Кроме того, именно мое положение нотариального клерка обеспечивало мне широкую осведомленность обо многих интимных сторонах жизни знати. В описываемую мною эпоху высшее дворянство было почти поголовно разорено, пробавлялось исключительно королевскими подачками и вечно обращалось с займами к богатой буржуазии. Последняя знала, что с дворянчиков в сущности «взятки гладки», но в деньгах все-таки не отказывала: если и не получишь обратно долга, зато можно добиться от должника какой-нибудь синекуры, поставки, хлебной должности, а то и лестного отличия – до возведения в дворянское звание включительно. Поэтому богатые буржуа, прежде чем дать просимую ссуду, обыкновенно обращались к своему нотариусу за справками. Это обязывало нотариуса быть постоянно в курсе придворных интриг, чтобы знать, прочно ли положение такого-то и, наоборот, действительно ли близко падение такого-то.

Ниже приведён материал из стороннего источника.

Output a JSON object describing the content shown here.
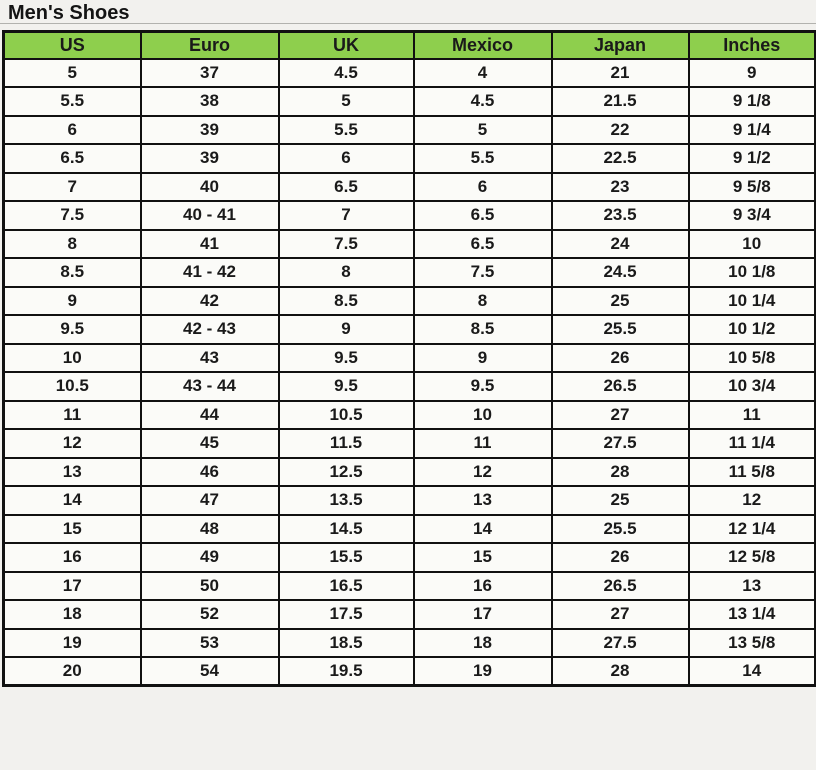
{
  "page": {
    "title": "Men's Shoes"
  },
  "colors": {
    "header_bg": "#8ecf4d",
    "border": "#111111",
    "page_bg": "#f2f1ee",
    "cell_bg": "#fbfbf8",
    "text": "#1a1a1a"
  },
  "chart_data": {
    "type": "table",
    "title": "Men's Shoes",
    "columns": [
      "US",
      "Euro",
      "UK",
      "Mexico",
      "Japan",
      "Inches"
    ],
    "rows": [
      [
        "5",
        "37",
        "4.5",
        "4",
        "21",
        "9"
      ],
      [
        "5.5",
        "38",
        "5",
        "4.5",
        "21.5",
        "9 1/8"
      ],
      [
        "6",
        "39",
        "5.5",
        "5",
        "22",
        "9 1/4"
      ],
      [
        "6.5",
        "39",
        "6",
        "5.5",
        "22.5",
        "9 1/2"
      ],
      [
        "7",
        "40",
        "6.5",
        "6",
        "23",
        "9 5/8"
      ],
      [
        "7.5",
        "40 - 41",
        "7",
        "6.5",
        "23.5",
        "9 3/4"
      ],
      [
        "8",
        "41",
        "7.5",
        "6.5",
        "24",
        "10"
      ],
      [
        "8.5",
        "41 - 42",
        "8",
        "7.5",
        "24.5",
        "10 1/8"
      ],
      [
        "9",
        "42",
        "8.5",
        "8",
        "25",
        "10 1/4"
      ],
      [
        "9.5",
        "42 - 43",
        "9",
        "8.5",
        "25.5",
        "10 1/2"
      ],
      [
        "10",
        "43",
        "9.5",
        "9",
        "26",
        "10 5/8"
      ],
      [
        "10.5",
        "43 - 44",
        "9.5",
        "9.5",
        "26.5",
        "10 3/4"
      ],
      [
        "11",
        "44",
        "10.5",
        "10",
        "27",
        "11"
      ],
      [
        "12",
        "45",
        "11.5",
        "11",
        "27.5",
        "11 1/4"
      ],
      [
        "13",
        "46",
        "12.5",
        "12",
        "28",
        "11 5/8"
      ],
      [
        "14",
        "47",
        "13.5",
        "13",
        "25",
        "12"
      ],
      [
        "15",
        "48",
        "14.5",
        "14",
        "25.5",
        "12 1/4"
      ],
      [
        "16",
        "49",
        "15.5",
        "15",
        "26",
        "12 5/8"
      ],
      [
        "17",
        "50",
        "16.5",
        "16",
        "26.5",
        "13"
      ],
      [
        "18",
        "52",
        "17.5",
        "17",
        "27",
        "13 1/4"
      ],
      [
        "19",
        "53",
        "18.5",
        "18",
        "27.5",
        "13 5/8"
      ],
      [
        "20",
        "54",
        "19.5",
        "19",
        "28",
        "14"
      ]
    ]
  }
}
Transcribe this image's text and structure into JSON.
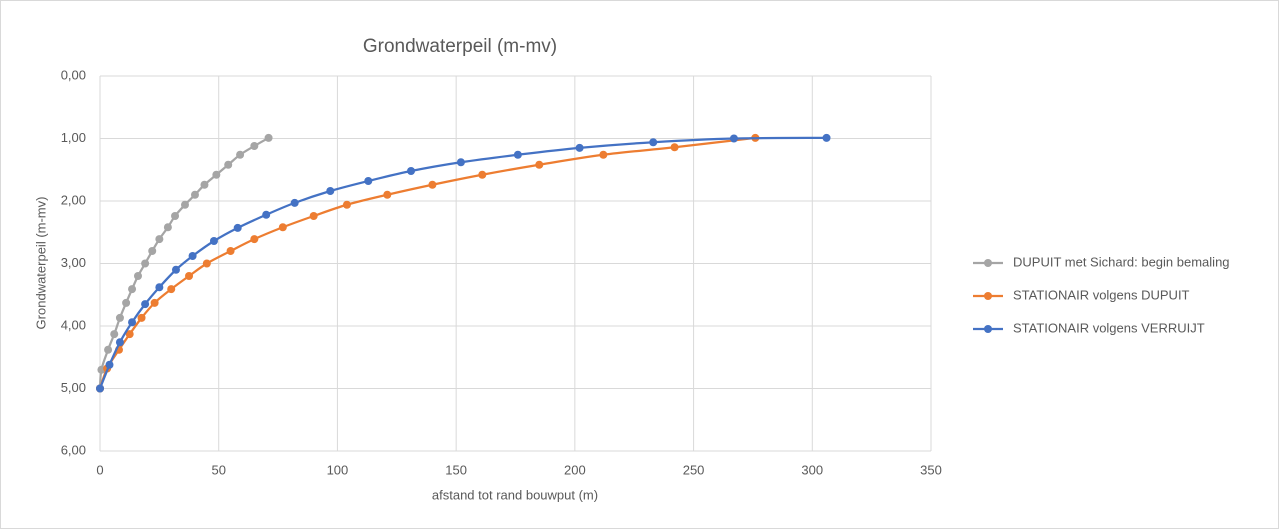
{
  "chart_data": {
    "type": "scatter",
    "title": "Grondwaterpeil (m-mv)",
    "xlabel": "afstand tot rand bouwput (m)",
    "ylabel": "Grondwaterpeil (m-mv)",
    "xlim": [
      0,
      350
    ],
    "xticks": [
      0,
      50,
      100,
      150,
      200,
      250,
      300,
      350
    ],
    "ylim": [
      0,
      6
    ],
    "yreverse": true,
    "yticks": [
      {
        "value": 0,
        "label": "0,00"
      },
      {
        "value": 1,
        "label": "1,00"
      },
      {
        "value": 2,
        "label": "2,00"
      },
      {
        "value": 3,
        "label": "3,00"
      },
      {
        "value": 4,
        "label": "4,00"
      },
      {
        "value": 5,
        "label": "5,00"
      },
      {
        "value": 6,
        "label": "6,00"
      }
    ],
    "grid": true,
    "legend": "right",
    "series": [
      {
        "name": "DUPUIT met Sichard: begin bemaling",
        "color": "#a5a5a5",
        "x": [
          0,
          0.6,
          3.4,
          6,
          8.4,
          11,
          13.5,
          16,
          19,
          22,
          25,
          28.6,
          31.6,
          35.8,
          40,
          44,
          49,
          54,
          59,
          65,
          71
        ],
        "values": [
          5.0,
          4.7,
          4.38,
          4.13,
          3.87,
          3.63,
          3.41,
          3.2,
          3.0,
          2.8,
          2.61,
          2.42,
          2.24,
          2.06,
          1.9,
          1.74,
          1.58,
          1.42,
          1.26,
          1.12,
          0.99
        ]
      },
      {
        "name": "STATIONAIR volgens DUPUIT",
        "color": "#ed7d31",
        "x": [
          0,
          3,
          8,
          12.5,
          17.5,
          23,
          30,
          37.5,
          45,
          55,
          65,
          77,
          90,
          104,
          121,
          140,
          161,
          185,
          212,
          242,
          276
        ],
        "values": [
          5.0,
          4.68,
          4.38,
          4.13,
          3.87,
          3.63,
          3.41,
          3.2,
          3.0,
          2.8,
          2.61,
          2.42,
          2.24,
          2.06,
          1.9,
          1.74,
          1.58,
          1.42,
          1.26,
          1.14,
          0.99
        ]
      },
      {
        "name": "STATIONAIR volgens VERRUIJT",
        "color": "#4472c4",
        "x": [
          0,
          4,
          8.4,
          13.5,
          19,
          25,
          32,
          39,
          48,
          58,
          70,
          82,
          97,
          113,
          131,
          152,
          176,
          202,
          233,
          267,
          306
        ],
        "values": [
          5.0,
          4.62,
          4.26,
          3.94,
          3.65,
          3.38,
          3.1,
          2.88,
          2.64,
          2.43,
          2.22,
          2.03,
          1.84,
          1.68,
          1.52,
          1.38,
          1.26,
          1.15,
          1.06,
          1.0,
          0.99
        ]
      }
    ]
  }
}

В сущности, в то время центром всей этой придворной борьбы была личность маркизы де Помпадур. Французская история богата именами влиятельных фавориток, но такой, как маркиза, не было ни до нее, ни после. Обыкновенно власть и влияние фаворитки кончались с прекращением ее женского обаяния. А Помпадур уже давно была самым наиплатоничнейшим другом короля, тем не менее все попытки подорвать ее власть неизменно терпели крушение. Главной причиной этого была поразительная гибкость характера маркизы – гибкость, доходившая до полного отсутствия женского самолюбия и чести[5]. Заметив, что король пресытился ее прелестями, маркиза стала выискивать и поставлять ему других, более юных красавиц. Если она замечала, что новая симпатия короля грозит пустить глубокие корни, «заместительница» немедленно устранялась добром или насилием, причем в ход пускались и клевета, и кинжал, и яд. Король ничего не жалел для такого незаменимого «друга», и потому положение маркизы оставалось прочным даже тогда, когда другим королевским фавориткам приходилось сходить со сцены.

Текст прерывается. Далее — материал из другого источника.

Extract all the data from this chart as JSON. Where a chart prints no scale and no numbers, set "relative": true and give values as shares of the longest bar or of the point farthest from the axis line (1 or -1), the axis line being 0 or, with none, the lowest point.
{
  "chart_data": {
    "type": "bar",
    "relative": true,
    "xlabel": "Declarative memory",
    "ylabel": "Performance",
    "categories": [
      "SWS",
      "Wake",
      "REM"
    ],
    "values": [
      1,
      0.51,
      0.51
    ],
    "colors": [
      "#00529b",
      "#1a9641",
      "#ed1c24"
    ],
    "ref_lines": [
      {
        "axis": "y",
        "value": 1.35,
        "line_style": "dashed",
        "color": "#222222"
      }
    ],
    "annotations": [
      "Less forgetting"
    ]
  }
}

Герцог де Ливри был одним из ожесточенных врагов маркизы де Помпадур. У них были старые счеты: маркиза когда-то больно ударила герцога по самой слабой стороне его характера – тщеславию. С тех пор Ливри вел беспощадную войну с фавориткой и искал только случая подставить ей ножку. Еще недавно он сумел поселить в душе короля тень сомнения и недоверия к маркизе, тонко намекнув на то, что все красавицы, пришедшиеся королю по нраву, непременно плохо кончали. Теперь, пользуясь наступившим охлаждением короля, охлаждением, которое, как он знал, долго не продержится, Ливри хотел подсунуть Людовику такую женщину, которая могла бы окончательно парализовать и уничтожить влияние Помпадур.
В этом для него было не только удовлетворение жажды мести, но и дань тщеславию, которое, как я уже упоминал, преобладало в характере старика.
Несмотря на то, что, широко пожив в юности, Ливри уже добрых пятнадцать лет восхищался женщинами совершенно платонически, несмотря на то, что он был очень скуп, он продолжал бегать за выплывавшими на полусветское небо Парижа звездами и иной раз щедро одаривал их: ему нужно было, чтобы говорили, будто «Ливри опять победил такую-то!». Благодаря Адели герцог рассчитывал занять при Людовике особо привилегированное положение, так как она казалась ему вполне подходящей по своим нравственным и физическим качествам, чтобы глубоко заинтересовать сластолюбивого короля.
Вот об условиях, на которых Адели будет оказана широкая помощь для достижения «почетного» положения королевской фаворитки, и беседовали они при тщательно закрытых дверях.
Их разговор затянулся на целый час; расстались они вполне довольными друг другом.
Не успел Ливри уйти, как один за другим потянулись новые визитеры. Теперь Адели пришлось уже одеться, так как не всех же можно было принимать в таком виде, как Ливри.
И кого-кого только не перебывало в этот день у Адели! Надменный аристократ низко кланялся этой уличной девчонке и в изысканных фразах говорил о том, что готов был бы все, что имеет, сложить к ногам красавицы. Драматург с подобострастной услужливостью преподносил перевязанный розовой ленточкой экземпляр своей трагедии, которой «не сможет не оценить такая выдающаяся артистка». Художник домогался чести осчастливить мир портретом Аделаиды Гюс. Видный коммерсант с грубостью истинного денежного мешка спрашивал, что будет стоить благосклонность барышни, если ее монополизировать, и сколько в том случае, если он будет смотреть сквозь пальцы на ее шалости. Худой, скользкий, бледный иезуит убеждал Адель, что с такой наружностью, какую послал ей Господь, она может деятельно послужить «к вящей славе Божией» (как ее понимают господа иезуиты, разумеется!). Ученый-энциклопедист доказывал, что Адель как дитя народа должна отдать этому народу все свои силы, причем чувствовалось, что это служение легче всего осуществить в прочном союзе с ним, ученым. Словом – чем бы ни прикрывались визитеры, каким бы флагом ни прикрывались их речи, а основным мотивом их визита все-таки оставалась жажда обладания Аделью, как красивой женщиной, основанная на непреложности житейского афоризма, гласящего, что служение драматическому искусству равносильно для женщины полной общедоступности.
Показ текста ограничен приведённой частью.